With the support of various financial products, it has increasingly financed energy efficiency projects, with EUR 2.2 billion in 2013 and EUR 4.8 billion in 2017.

However, outside the EU, this trend has stagnated. Of a total EUR 16.5 billion in energy efficiency projects between 2013-2017, the EIB lent just 8 per cent (EUR 1.34 billion) outside the EU.

On average 4.5 per cent (3.5 – outside EU, 4.6 – in EU) of the EIB’s global commitments over the researched period contributed to energy efficiency.

Over the researched period we observed significant discrepancies between EIB energy efficiency investments across the EU Member States.

Outside the EU, the EIB lent EUR 568 million for energy efficiency in eastern Europe, the South Caucasus and Russian region, which is just over 8 per cent of the entire lending to this region. However, over 75 per cent of this sum was allocated in just one country, Ukraine, mostly for two projects. In candidate and potential EU candidate countries, the level of energy efficiency financing reached EUR 130 million, merely 1.2 per cent of the EIB’s entire lending in this region.
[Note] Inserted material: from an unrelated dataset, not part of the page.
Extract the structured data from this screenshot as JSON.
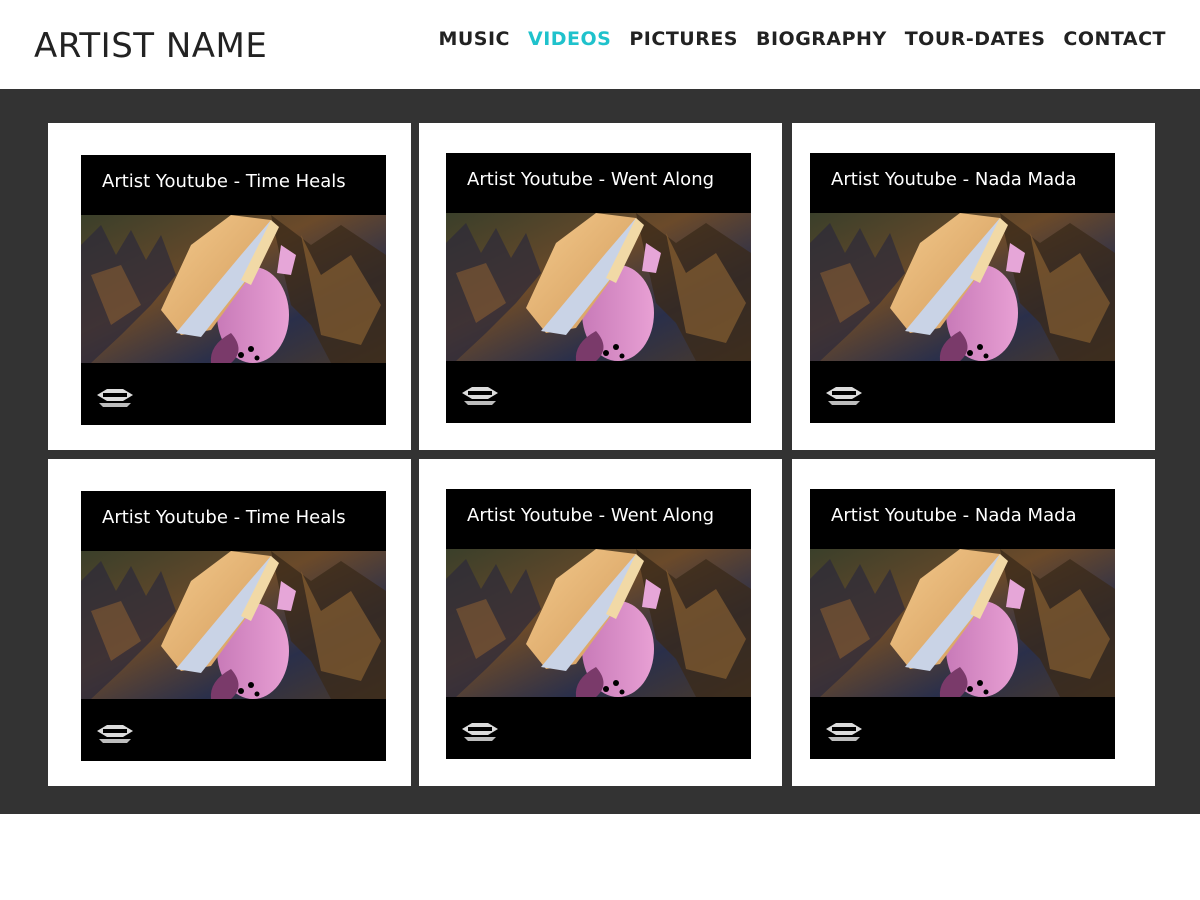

The review of Energy Lending Criteria gives the bank the opportunity to align its energy financing with the Paris Agreement and catch up with the rapid developments in the clean energy transition sector, in order to give provide the necessary financial boost for the deployment of renewable energy and for investments in energy efficiency.

The EIB needs to shift its funds: from funding fossil fuels to stepping up finance for renewable energy and energy efficiency projects, in particular for small-scale, and people-owned and controlled, decentralised projects.